She once smiled, but now the subject of a centuries-old painting titled The Vegetable Seller is scowling, thanks to the work of art restorers who say that’s the way she’s supposed to be.
This week, experts at the conservation charity English Heritage revealed the results of a two-year restoration effort, which uncovered new clues about the mysterious unsigned painting that lived in the storerooms of the Audley End House in southeast England.
Conservators removed layers of overpainting, done at some point after the painting was completed, that edited the vegetable merchant’s stoic expression into a more gleeful one.
“More and more of her face was revealed—we realized she wasn’t meant to be smiling at all,” Alice Tate-Harte, a conservator at English Heritage, told CNN. “She actually had quite a serious expression.”

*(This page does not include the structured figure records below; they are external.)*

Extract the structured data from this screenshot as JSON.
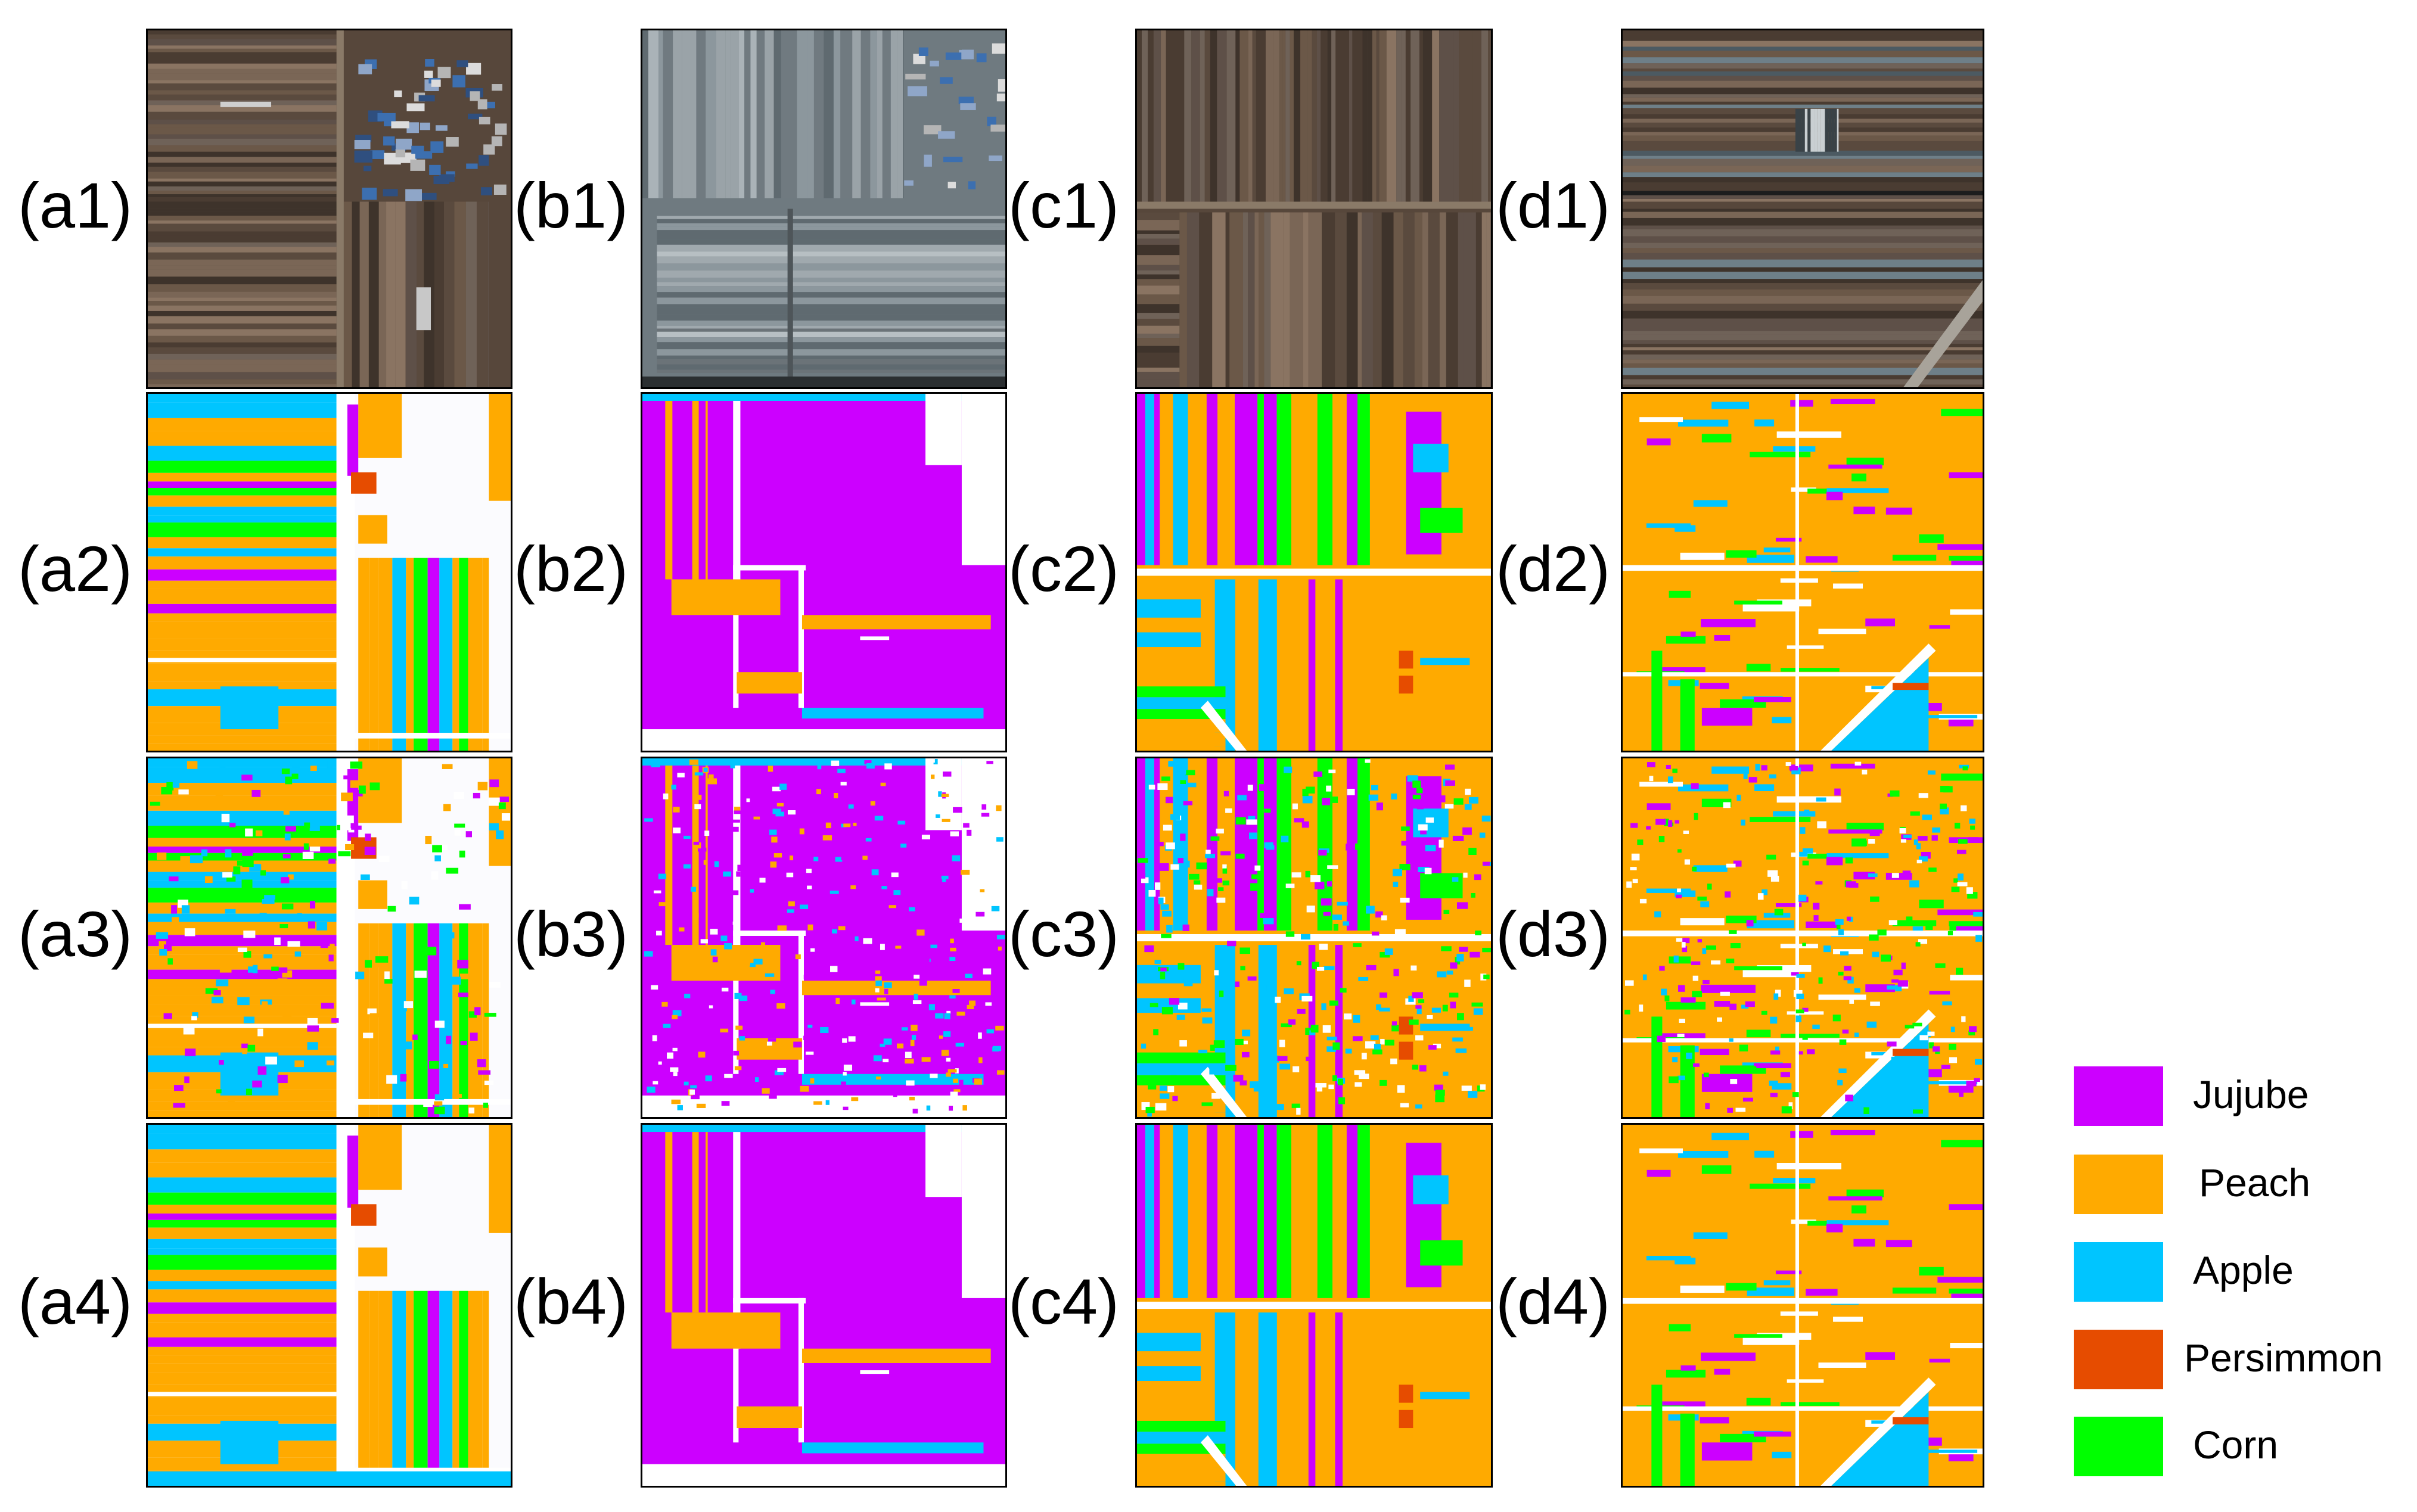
{
  "figure": {
    "rows": [
      "1",
      "2",
      "3",
      "4"
    ],
    "columns": [
      "a",
      "b",
      "c",
      "d"
    ],
    "panel_labels": [
      [
        "(a1)",
        "(b1)",
        "(c1)",
        "(d1)"
      ],
      [
        "(a2)",
        "(b2)",
        "(c2)",
        "(d2)"
      ],
      [
        "(a3)",
        "(b3)",
        "(c3)",
        "(d3)"
      ],
      [
        "(a4)",
        "(b4)",
        "(c4)",
        "(d4)"
      ]
    ]
  },
  "legend": {
    "items": [
      {
        "label": "Jujube",
        "color": "#cc00ff"
      },
      {
        "label": "Peach",
        "color": "#ffaa00"
      },
      {
        "label": "Apple",
        "color": "#00c5ff"
      },
      {
        "label": "Persimmon",
        "color": "#e64c00"
      },
      {
        "label": "Corn",
        "color": "#00ff00"
      }
    ]
  }
}
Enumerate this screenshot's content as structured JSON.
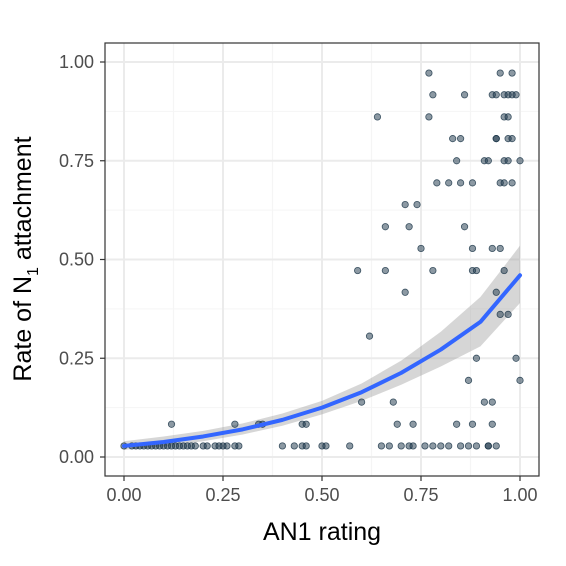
{
  "chart_data": {
    "type": "scatter",
    "title": "",
    "xlabel": "AN1 rating",
    "ylabel": "Rate of N1 attachment",
    "ylabel_parts": {
      "before": "Rate of N",
      "subscript": "1",
      "after": " attachment"
    },
    "xlim": [
      -0.05,
      1.05
    ],
    "ylim": [
      -0.05,
      1.05
    ],
    "x_ticks": [
      0,
      0.25,
      0.5,
      0.75,
      1
    ],
    "x_tick_labels": [
      "0.00",
      "0.25",
      "0.50",
      "0.75",
      "1.00"
    ],
    "y_ticks": [
      0,
      0.25,
      0.5,
      0.75,
      1
    ],
    "y_tick_labels": [
      "0.00",
      "0.25",
      "0.50",
      "0.75",
      "1.00"
    ],
    "grid": true,
    "legend": "none",
    "colors": {
      "points": "#1a3447",
      "fit_line": "#3366ff",
      "ribbon": "#999999",
      "panel_border": "#333333",
      "grid_major": "#ebebeb",
      "grid_minor": "#f5f5f5"
    },
    "points": [
      [
        0.0,
        0.028
      ],
      [
        0.02,
        0.028
      ],
      [
        0.03,
        0.028
      ],
      [
        0.04,
        0.028
      ],
      [
        0.05,
        0.028
      ],
      [
        0.06,
        0.028
      ],
      [
        0.07,
        0.028
      ],
      [
        0.08,
        0.028
      ],
      [
        0.09,
        0.028
      ],
      [
        0.1,
        0.028
      ],
      [
        0.11,
        0.028
      ],
      [
        0.12,
        0.028
      ],
      [
        0.13,
        0.028
      ],
      [
        0.14,
        0.028
      ],
      [
        0.15,
        0.028
      ],
      [
        0.16,
        0.028
      ],
      [
        0.17,
        0.028
      ],
      [
        0.18,
        0.028
      ],
      [
        0.2,
        0.028
      ],
      [
        0.21,
        0.028
      ],
      [
        0.23,
        0.028
      ],
      [
        0.24,
        0.028
      ],
      [
        0.25,
        0.028
      ],
      [
        0.26,
        0.028
      ],
      [
        0.28,
        0.028
      ],
      [
        0.29,
        0.028
      ],
      [
        0.12,
        0.083
      ],
      [
        0.28,
        0.083
      ],
      [
        0.34,
        0.083
      ],
      [
        0.4,
        0.028
      ],
      [
        0.43,
        0.028
      ],
      [
        0.45,
        0.028
      ],
      [
        0.46,
        0.028
      ],
      [
        0.5,
        0.028
      ],
      [
        0.51,
        0.028
      ],
      [
        0.57,
        0.028
      ],
      [
        0.45,
        0.083
      ],
      [
        0.46,
        0.083
      ],
      [
        0.59,
        0.472
      ],
      [
        0.6,
        0.139
      ],
      [
        0.62,
        0.306
      ],
      [
        0.64,
        0.861
      ],
      [
        0.65,
        0.028
      ],
      [
        0.66,
        0.583
      ],
      [
        0.66,
        0.472
      ],
      [
        0.67,
        0.028
      ],
      [
        0.68,
        0.139
      ],
      [
        0.69,
        0.083
      ],
      [
        0.7,
        0.028
      ],
      [
        0.71,
        0.417
      ],
      [
        0.71,
        0.639
      ],
      [
        0.72,
        0.583
      ],
      [
        0.72,
        0.028
      ],
      [
        0.73,
        0.028
      ],
      [
        0.73,
        0.083
      ],
      [
        0.74,
        0.639
      ],
      [
        0.75,
        0.528
      ],
      [
        0.76,
        0.028
      ],
      [
        0.77,
        0.972
      ],
      [
        0.77,
        0.861
      ],
      [
        0.78,
        0.917
      ],
      [
        0.78,
        0.472
      ],
      [
        0.78,
        0.028
      ],
      [
        0.79,
        0.694
      ],
      [
        0.8,
        0.028
      ],
      [
        0.82,
        0.694
      ],
      [
        0.82,
        0.028
      ],
      [
        0.83,
        0.806
      ],
      [
        0.84,
        0.083
      ],
      [
        0.85,
        0.806
      ],
      [
        0.85,
        0.694
      ],
      [
        0.85,
        0.028
      ],
      [
        0.84,
        0.75
      ],
      [
        0.86,
        0.917
      ],
      [
        0.86,
        0.583
      ],
      [
        0.87,
        0.194
      ],
      [
        0.87,
        0.028
      ],
      [
        0.88,
        0.528
      ],
      [
        0.88,
        0.472
      ],
      [
        0.89,
        0.472
      ],
      [
        0.89,
        0.25
      ],
      [
        0.88,
        0.083
      ],
      [
        0.89,
        0.028
      ],
      [
        0.88,
        0.694
      ],
      [
        0.92,
        0.75
      ],
      [
        0.91,
        0.75
      ],
      [
        0.91,
        0.139
      ],
      [
        0.92,
        0.028
      ],
      [
        0.93,
        0.528
      ],
      [
        0.93,
        0.139
      ],
      [
        0.93,
        0.083
      ],
      [
        0.94,
        0.806
      ],
      [
        0.94,
        0.917
      ],
      [
        0.94,
        0.417
      ],
      [
        0.94,
        0.028
      ],
      [
        0.95,
        0.972
      ],
      [
        0.95,
        0.694
      ],
      [
        0.95,
        0.528
      ],
      [
        0.95,
        0.361
      ],
      [
        0.96,
        0.861
      ],
      [
        0.96,
        0.75
      ],
      [
        0.96,
        0.694
      ],
      [
        0.96,
        0.472
      ],
      [
        0.97,
        0.917
      ],
      [
        0.97,
        0.861
      ],
      [
        0.97,
        0.361
      ],
      [
        0.97,
        0.806
      ],
      [
        0.98,
        0.972
      ],
      [
        0.98,
        0.917
      ],
      [
        0.98,
        0.806
      ],
      [
        0.98,
        0.694
      ],
      [
        0.99,
        0.917
      ],
      [
        1.0,
        0.75
      ],
      [
        1.0,
        0.194
      ],
      [
        0.93,
        0.917
      ],
      [
        0.96,
        0.917
      ],
      [
        0.97,
        0.75
      ],
      [
        0.99,
        0.25
      ],
      [
        0.35,
        0.083
      ],
      [
        0.92,
        0.028
      ],
      [
        0.94,
        0.806
      ]
    ],
    "fit_line": {
      "x": [
        0,
        0.1,
        0.2,
        0.3,
        0.4,
        0.5,
        0.6,
        0.7,
        0.8,
        0.9,
        1.0
      ],
      "y": [
        0.028,
        0.038,
        0.052,
        0.07,
        0.094,
        0.125,
        0.164,
        0.213,
        0.272,
        0.342,
        0.46
      ],
      "lower": [
        0.018,
        0.027,
        0.04,
        0.057,
        0.079,
        0.108,
        0.142,
        0.183,
        0.229,
        0.28,
        0.39
      ],
      "upper": [
        0.04,
        0.052,
        0.066,
        0.085,
        0.11,
        0.142,
        0.186,
        0.244,
        0.317,
        0.405,
        0.535
      ]
    }
  }
}
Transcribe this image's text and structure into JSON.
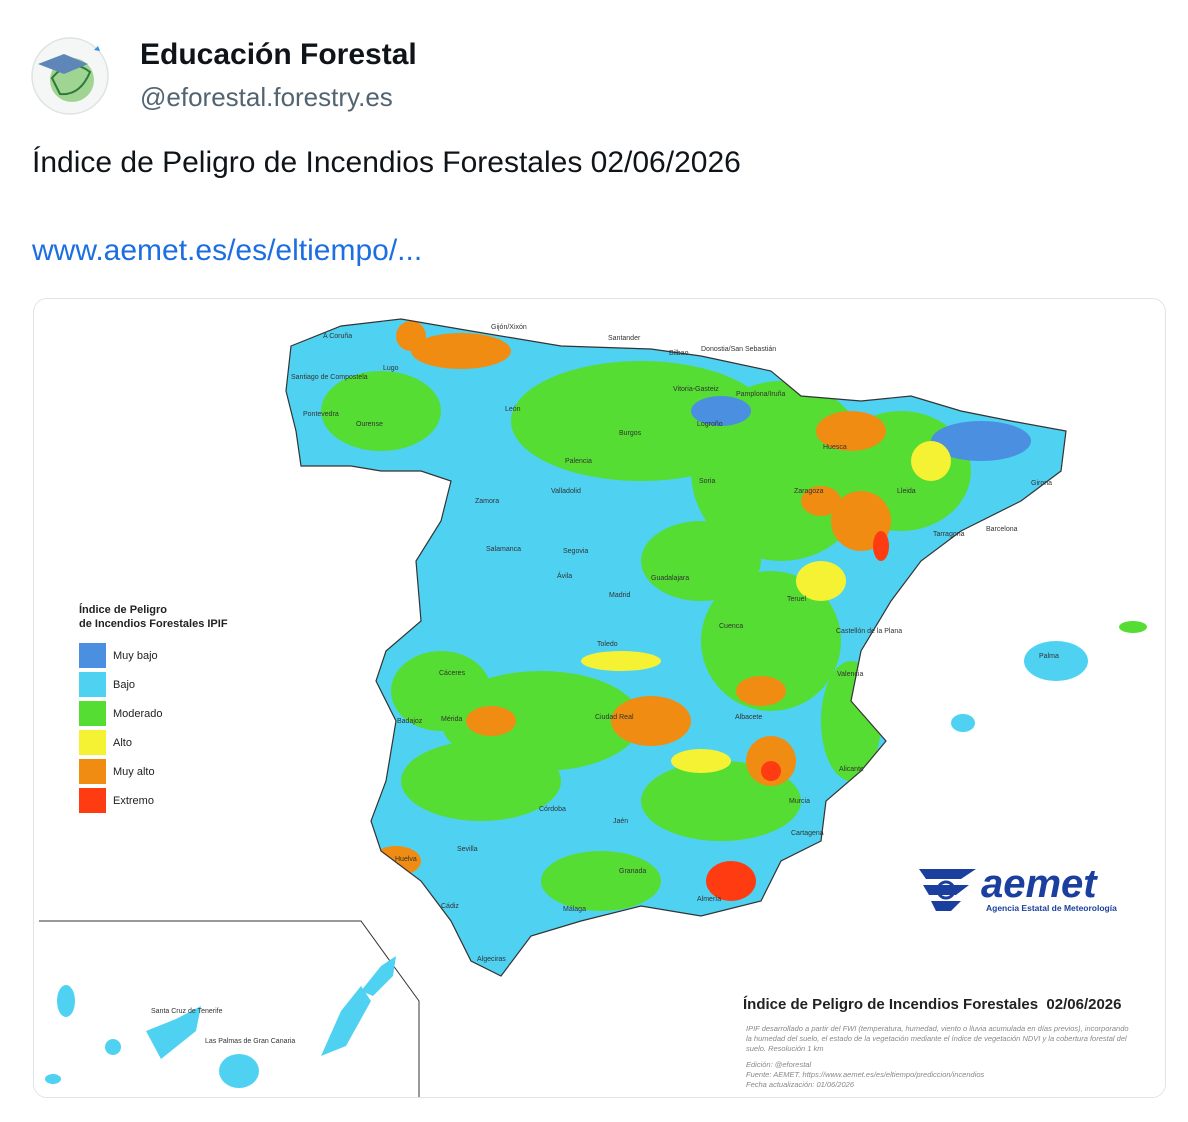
{
  "post": {
    "author_name": "Educación Forestal",
    "handle": "@eforestal.forestry.es",
    "text": "Índice de Peligro de Incendios Forestales 02/06/2026",
    "link": "www.aemet.es/es/eltiempo/..."
  },
  "image": {
    "legend": {
      "title": [
        "Índice de Peligro",
        "de Incendios Forestales IPIF"
      ],
      "items": [
        {
          "label": "Muy bajo",
          "color": "#4a8fe0"
        },
        {
          "label": "Bajo",
          "color": "#4fd2f2"
        },
        {
          "label": "Moderado",
          "color": "#55dd33"
        },
        {
          "label": "Alto",
          "color": "#f5f233"
        },
        {
          "label": "Muy alto",
          "color": "#f08c12"
        },
        {
          "label": "Extremo",
          "color": "#ff3b12"
        }
      ]
    },
    "logo": {
      "name": "aemet",
      "subtitle": "Agencia Estatal de Meteorología"
    },
    "caption": {
      "title": "Índice de Peligro de Incendios Forestales  02/06/2026",
      "description": [
        "IPIF desarrollado a partir del FWI (temperatura, humedad, viento o lluvia acumulada en días previos), incorporando",
        "la humedad del suelo, el estado de la vegetación mediante el índice de vegetación NDVI y la cobertura forestal del",
        "suelo. Resolución 1 km"
      ],
      "edition": "Edición: @eforestal",
      "source": "Fuente: AEMET. https://www.aemet.es/es/eltiempo/prediccion/incendios",
      "updated": "Fecha actualización: 01/06/2026"
    },
    "places": [
      "A Coruña",
      "Gijón/Xixón",
      "Santander",
      "Bilbao",
      "Donostia/San Sebastián",
      "Santiago de Compostela",
      "Lugo",
      "Pontevedra",
      "Ourense",
      "León",
      "Burgos",
      "Palencia",
      "Valladolid",
      "Zamora",
      "Salamanca",
      "Segovia",
      "Ávila",
      "Madrid",
      "Guadalajara",
      "Soria",
      "Logroño",
      "Vitoria-Gasteiz",
      "Pamplona/Iruña",
      "Huesca",
      "Zaragoza",
      "Lleida",
      "Girona",
      "Barcelona",
      "Tarragona",
      "Teruel",
      "Cuenca",
      "Toledo",
      "Castellón de la Plana",
      "Cáceres",
      "Badajoz",
      "Mérida",
      "Ciudad Real",
      "Albacete",
      "Valencia",
      "Alicante",
      "Murcia",
      "Cartagena",
      "Córdoba",
      "Jaén",
      "Sevilla",
      "Huelva",
      "Granada",
      "Almería",
      "Málaga",
      "Cádiz",
      "Algeciras",
      "Palma",
      "Santa Cruz de Tenerife",
      "Las Palmas de Gran Canaria"
    ]
  }
}
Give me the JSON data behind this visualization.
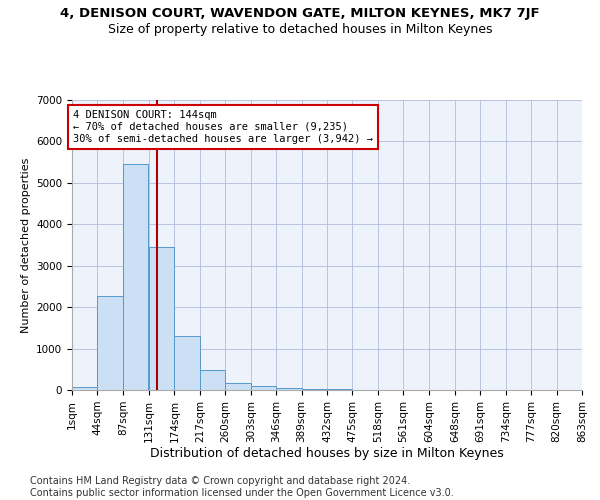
{
  "title": "4, DENISON COURT, WAVENDON GATE, MILTON KEYNES, MK7 7JF",
  "subtitle": "Size of property relative to detached houses in Milton Keynes",
  "xlabel": "Distribution of detached houses by size in Milton Keynes",
  "ylabel": "Number of detached properties",
  "bar_color": "#cce0f5",
  "bar_edge_color": "#5599cc",
  "background_color": "#eef2fb",
  "grid_color": "#b0bedd",
  "annotation_text": "4 DENISON COURT: 144sqm\n← 70% of detached houses are smaller (9,235)\n30% of semi-detached houses are larger (3,942) →",
  "annotation_box_color": "#cc0000",
  "vline_color": "#aa0000",
  "vline_x": 144,
  "bins_left": [
    1,
    44,
    87,
    131,
    174,
    217,
    260,
    303,
    346,
    389,
    432,
    475,
    518,
    561,
    604,
    648,
    691,
    734,
    777,
    820
  ],
  "bin_width": 43,
  "bar_heights": [
    80,
    2270,
    5450,
    3450,
    1300,
    480,
    180,
    100,
    60,
    30,
    15,
    10,
    5,
    3,
    2,
    1,
    1,
    0,
    0,
    0
  ],
  "ylim": [
    0,
    7000
  ],
  "yticks": [
    0,
    1000,
    2000,
    3000,
    4000,
    5000,
    6000,
    7000
  ],
  "xtick_labels": [
    "1sqm",
    "44sqm",
    "87sqm",
    "131sqm",
    "174sqm",
    "217sqm",
    "260sqm",
    "303sqm",
    "346sqm",
    "389sqm",
    "432sqm",
    "475sqm",
    "518sqm",
    "561sqm",
    "604sqm",
    "648sqm",
    "691sqm",
    "734sqm",
    "777sqm",
    "820sqm",
    "863sqm"
  ],
  "footer_text": "Contains HM Land Registry data © Crown copyright and database right 2024.\nContains public sector information licensed under the Open Government Licence v3.0.",
  "title_fontsize": 9.5,
  "subtitle_fontsize": 9,
  "xlabel_fontsize": 9,
  "ylabel_fontsize": 8,
  "tick_fontsize": 7.5,
  "footer_fontsize": 7
}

The reappearance of the subject’s original visage does more than just provide insight into the artist’s intention, though. It may point to the artist’s identity too.
Tate-Harte explained that the subject’s expression was characteristic of the work of Dutch painter Joachim Beukelaer, who lived from 1533 to 1574. Technical analysis dated the artwork to this same era, suggesting that Beukelaer himself may have painted the piece.
The conservators also restored the painting’s original colors and removed the top register of the canvas, which was likely added in the 19th century to make the artwork fit in a square frame. “It seems quite a crazy thing to do,” Tate-Harte told the Guardian. “Why not find a frame that fitted?”
“But,” the conservator went on, “this did happen an awful lot in country houses. Conservation wasn’t really established back in the 19th century so people had a lot more freedom to do these things.”
Now, for the first time in 60 years, The Vegetable Seller is on view again at the Audley End House. It’s been much longer than that since it was shown as the artist intended it.